Behind him, slides clicked into place: R&D burn rates, key patents marked in red, competitor trendlines climbing in real time.

"Going forward, any duplication of IP, backchannel deals, or PR delays go directly through me. You'll get my number, my hours, and my tolerance level—which is exactly one."

One of the senior engineers tried to speak. Lucas cut him off without raising his voice.

"You were given freedom. Not immunity. Let's not confuse the two."

Lucas let that hang in the air for one long, excruciating second.

Then, with a small tap on the tablet in his hand, the screen behind him flicked to a new slide—one no one in the room expected.

A full breakdown of the company's top-five active R&D projects. Color-coded. Annotated. Cross-referenced with market competitors—some marked as overtaking within six months.

Gasps. Small ones. Controlled.

"I've spent the last four nights with my AI reviewing every line of your patent library," Lucas said, his tone almost conversational now. "I've also spent time this morning speaking to Cyrus's original engineering strategist, who confirmed my suspicion—three of these projects are obsolete, and the fourth is about to be scooped by an Estonian startup with ten percent of your budget."

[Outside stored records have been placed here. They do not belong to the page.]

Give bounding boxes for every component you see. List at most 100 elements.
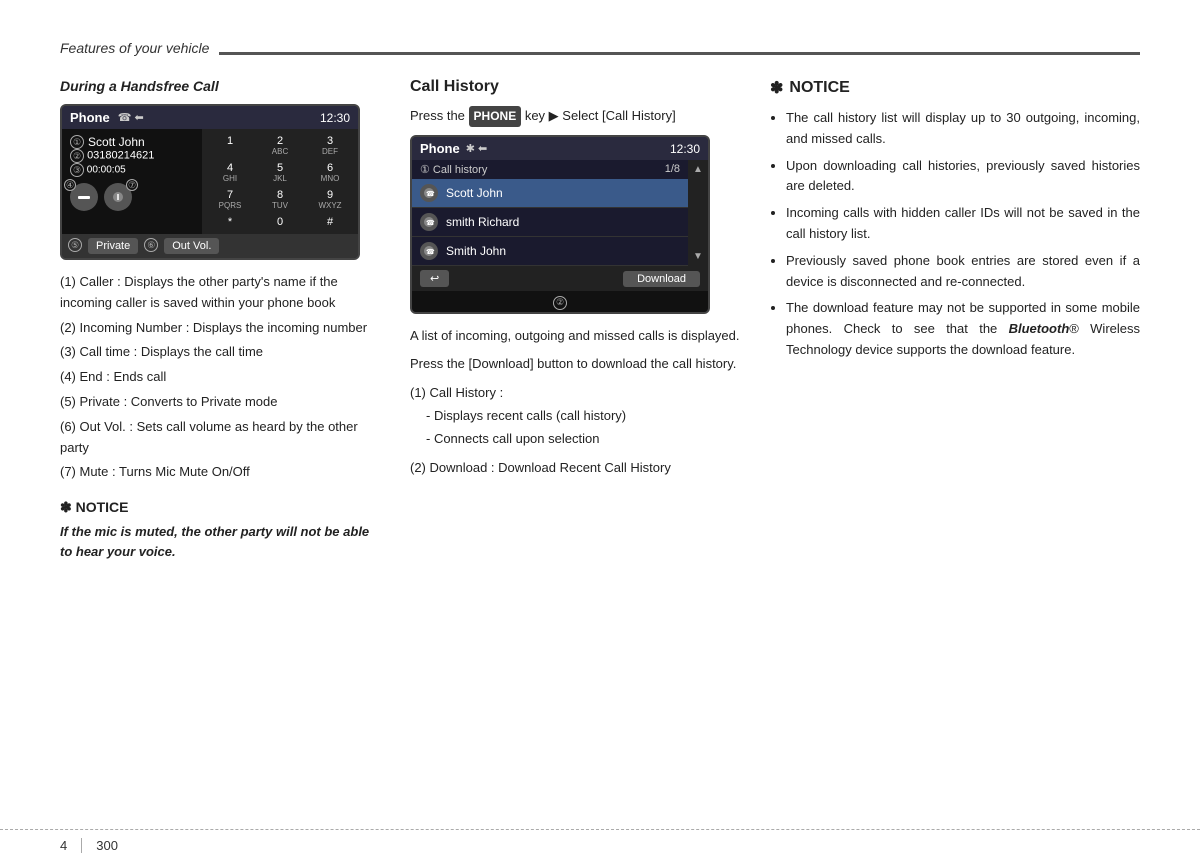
- footer-separator: [81, 838, 82, 853]
- phone-icon-2: ☎: [423, 216, 435, 228]
- phone-screen-header: Phone ☎ ⬅ 12:30: [62, 106, 358, 129]
- call-icon-2: ☎: [420, 213, 438, 231]
- left-section-title: During a Handsfree Call: [60, 78, 380, 94]
- mute-icon: [111, 190, 125, 204]
- list-item-6: (6) Out Vol. : Sets call volume as heard…: [60, 417, 380, 459]
- caller-name-text: Scott John: [88, 135, 145, 149]
- call-history-screen: Phone ✱ ⬅ 12:30 ① Call history 1/8 ☎: [410, 135, 710, 314]
- key-hash[interactable]: #: [306, 214, 354, 230]
- key-7[interactable]: 7PQRS: [206, 187, 254, 212]
- key-2[interactable]: 2ABC: [256, 133, 304, 158]
- download-button[interactable]: Download: [623, 271, 700, 287]
- key-0[interactable]: 0: [256, 214, 304, 230]
- content-area: During a Handsfree Call Phone ☎ ⬅ 12:30 …: [60, 78, 1140, 561]
- back-button[interactable]: ↩: [420, 270, 449, 287]
- key-3[interactable]: 3DEF: [306, 133, 354, 158]
- circle-2: ②: [553, 296, 567, 310]
- phone-dial-panel: 1 2ABC 3DEF 4GHI 5JKL 6MNO 7PQRS 8TUV 9W…: [202, 129, 358, 234]
- key-star[interactable]: *: [206, 214, 254, 230]
- intro-paragraph: Press the PHONE key ▶ Select [Call Histo…: [410, 106, 740, 127]
- avatar: ④: [70, 183, 98, 211]
- call-screen-time: 12:30: [670, 142, 700, 156]
- phone-header-icons: ☎ ⬅: [118, 111, 144, 124]
- middle-sublist: (1) Call History : - Displays recent cal…: [410, 383, 740, 478]
- list-item-4: (4) End : Ends call: [60, 367, 380, 388]
- call-list-container: ① Call history 1/8 ☎ Scott John ☎: [412, 160, 688, 266]
- right-notice-asterisk: ✽: [770, 78, 783, 98]
- call-item-2[interactable]: ☎ smith Richard: [412, 208, 688, 237]
- phone-icon-1: ☎: [423, 187, 435, 199]
- caller-info: ① Scott John ② 03180214621 ③ 00:00:05: [70, 135, 194, 177]
- mute-avatar: ⑦: [104, 183, 132, 211]
- call-icon-1: ☎: [420, 184, 438, 202]
- caller-number-text: 03180214621: [87, 150, 154, 162]
- sublist-item-2: (2) Download : Download Recent Call Hist…: [410, 458, 740, 479]
- list-item-2: (2) Incoming Number : Displays the incom…: [60, 318, 380, 339]
- key-1[interactable]: 1: [206, 133, 254, 158]
- key-5[interactable]: 5JKL: [256, 160, 304, 185]
- notice-bullet-list: The call history list will display up to…: [770, 108, 1140, 361]
- call-item-3[interactable]: ☎ Smith John: [412, 237, 688, 266]
- middle-section-title: Call History: [410, 78, 740, 96]
- call-screen-footer: ↩ Download: [412, 266, 708, 291]
- notice-bullet-4: Previously saved phone book entries are …: [786, 251, 1140, 293]
- middle-column: Call History Press the PHONE key ▶ Selec…: [410, 78, 740, 561]
- pagination: 1/8: [665, 163, 680, 176]
- call-screen-icons: ✱ ⬅: [466, 142, 488, 155]
- list-description-1: A list of incoming, outgoing and missed …: [410, 326, 740, 347]
- key-6[interactable]: 6MNO: [306, 160, 354, 185]
- key-9[interactable]: 9WXYZ: [306, 187, 354, 212]
- page-header: Features of your vehicle: [60, 40, 1140, 58]
- key-8[interactable]: 8TUV: [256, 187, 304, 212]
- phone-time: 12:30: [320, 111, 350, 125]
- scrollbar[interactable]: ▲ ▼: [688, 160, 708, 266]
- left-notice: ✽ NOTICE If the mic is muted, the other …: [60, 499, 380, 561]
- caller-name-row: ① Scott John: [70, 135, 194, 149]
- scroll-up-icon[interactable]: ▲: [690, 164, 706, 175]
- avatar-area: ④ ⑦: [70, 183, 194, 211]
- private-badge: ⑤: [68, 238, 82, 252]
- right-notice-header-row: ✽ NOTICE: [770, 78, 1140, 98]
- page-header-title: Features of your vehicle: [60, 40, 209, 58]
- list-item-7: (7) Mute : Turns Mic Mute On/Off: [60, 462, 380, 483]
- feature-list: (1) Caller : Displays the other party's …: [60, 272, 380, 483]
- footer-page: 300: [96, 838, 118, 853]
- call-history-label: ① Call history: [420, 163, 487, 176]
- key-4[interactable]: 4GHI: [206, 160, 254, 185]
- notice-bullet-2: Upon downloading call histories, previou…: [786, 156, 1140, 198]
- notice-bullet-3: Incoming calls with hidden caller IDs wi…: [786, 203, 1140, 245]
- sublist-item-1-b: - Connects call upon selection: [426, 429, 740, 450]
- notice-bullet-5: The download feature may not be supporte…: [786, 298, 1140, 360]
- phone-icon-3: ☎: [423, 245, 435, 257]
- call-time-row: ③ 00:00:05: [70, 163, 194, 177]
- svg-text:☎: ☎: [426, 248, 435, 256]
- call-item-1[interactable]: ☎ Scott John: [412, 179, 688, 208]
- call-name-3: Smith John: [446, 244, 506, 258]
- list-item-1: (1) Caller : Displays the other party's …: [60, 272, 380, 314]
- svg-text:☎: ☎: [426, 219, 435, 227]
- page-footer: 4 300: [0, 829, 1200, 861]
- left-column: During a Handsfree Call Phone ☎ ⬅ 12:30 …: [60, 78, 380, 561]
- phone-title: Phone: [70, 110, 110, 125]
- call-name-2: smith Richard: [446, 215, 519, 229]
- notice-bullet-1: The call history list will display up to…: [786, 108, 1140, 150]
- private-button[interactable]: Private: [88, 238, 138, 254]
- end-badge: ④: [64, 179, 76, 191]
- number-badge: ②: [70, 149, 84, 163]
- phone-bottom-bar: ⑤ Private ⑥ Out Vol.: [62, 234, 358, 258]
- call-screen-phone-title: Phone: [420, 141, 460, 156]
- sublist-item-1-a: - Displays recent calls (call history): [426, 406, 740, 427]
- header-divider: [219, 52, 1140, 55]
- call-screen-body: ① Call history 1/8 ☎ Scott John ☎: [412, 160, 708, 266]
- call-list-header: ① Call history 1/8: [412, 160, 688, 179]
- end-icon: [76, 189, 92, 205]
- phone-screen-1: Phone ☎ ⬅ 12:30 ① Scott John ②: [60, 104, 360, 260]
- time-badge: ③: [70, 163, 84, 177]
- scroll-down-icon[interactable]: ▼: [690, 251, 706, 262]
- circle2-badge: ②: [412, 291, 708, 312]
- call-screen-header: Phone ✱ ⬅ 12:30: [412, 137, 708, 160]
- right-notice-title: NOTICE: [789, 79, 849, 97]
- mute-badge: ⑦: [126, 179, 138, 191]
- outvol-button[interactable]: Out Vol.: [164, 238, 219, 254]
- caller-num-badge: ①: [70, 135, 84, 149]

The project manager paled.

Lucas didn't stop.

"I know which parts of your carbon battery schematic were reverse-engineered from proprietary HanCorp tech. I know which sub-contractors were overpaid to fake progress reports. And I know which three of you have been playing both sides with Frances Luo's shell partners in Singapore."

One man in the back dropped his pen.

Lucas met his eyes.

"I'm not here to punish anyone. I'm here to raise the bar. And to do that, I have to cut off the dead weight."

ATHENA's voice clicked in, calm and surgical."Three confirmed conflict profiles identified. Full documentation ready for dismissal packages. Shall I initiate?"

Lucas didn't look away.

"Yes."

He turned back to the room.

"This is your window. Prove to me you belong here—or make room for someone who does."

He closed the tablet.

"That's all."

Then he walked out—leaving behind silence and a screen full of data no one could unsee.